Re: [RFC PATCH v3 2/3] tracing: Introduce tracepoint_is_syscall()

[Date Prev][Date Next][Thread Prev][Thread Next][Date Index][Thread Index]

 



On 2024-10-26 20:08, Steven Rostedt wrote:
On Sat, 26 Oct 2024 11:46:28 -0400
Mathieu Desnoyers <mathieu.desnoyers@xxxxxxxxxxxx> wrote:

Introduce a "syscall" flag within the extended structure to know whether
a tracepoint needs rcu tasks trace grace period before reclaim.
This can be queried using tracepoint_is_syscall().

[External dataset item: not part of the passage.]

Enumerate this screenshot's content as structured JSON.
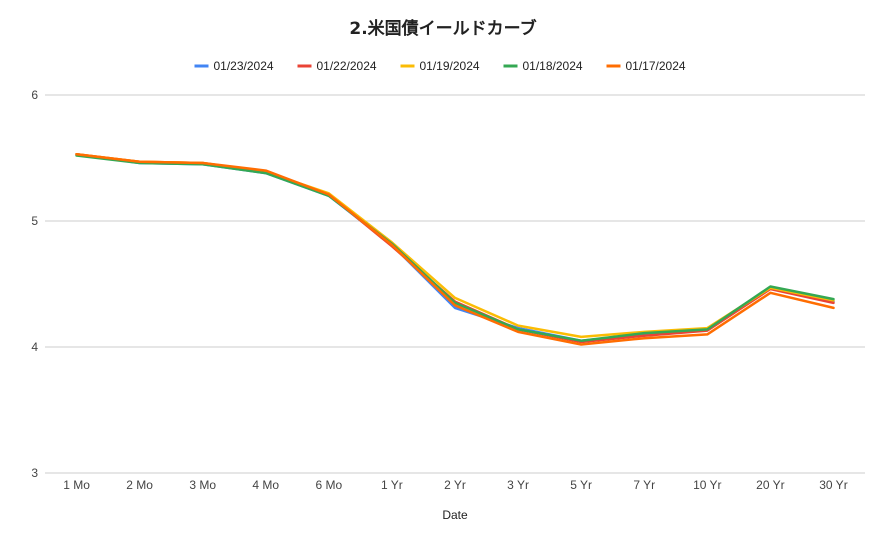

Signed-off-by: Mathieu Desnoyers <mathieu.desnoyers@xxxxxxxxxxxx>
Cc: Michael Jeanson <mjeanson@xxxxxxxxxxxx>
Cc: Steven Rostedt <rostedt@xxxxxxxxxxx>
Cc: Masami Hiramatsu <mhiramat@xxxxxxxxxx>
Cc: Peter Zijlstra <peterz@xxxxxxxxxxxxx>
Cc: Alexei Starovoitov <ast@xxxxxxxxxx>
Cc: Yonghong Song <yhs@xxxxxx>
Cc: Paul E. McKenney <paulmck@xxxxxxxxxx>
Cc: Ingo Molnar <mingo@xxxxxxxxxx>
Cc: Arnaldo Carvalho de Melo <acme@xxxxxxxxxx>
Cc: Mark Rutland <mark.rutland@xxxxxxx>
Cc: Alexander Shishkin <alexander.shishkin@xxxxxxxxxxxxxxx>
Cc: Namhyung Kim <namhyung@xxxxxxxxxx>
Cc: Andrii Nakryiko <andrii.nakryiko@xxxxxxxxx>
Cc: bpf@xxxxxxxxxxxxxxx
Cc: Joel Fernandes <joel@xxxxxxxxxxxxxxxxx>
Cc: Jordan Rife <jrife@xxxxxxxxxx>
---
  include/linux/tracepoint-defs.h |  2 ++
  include/linux/tracepoint.h      | 24 ++++++++++++++++++++++++
  include/trace/define_trace.h    |  2 +-
  3 files changed, 27 insertions(+), 1 deletion(-)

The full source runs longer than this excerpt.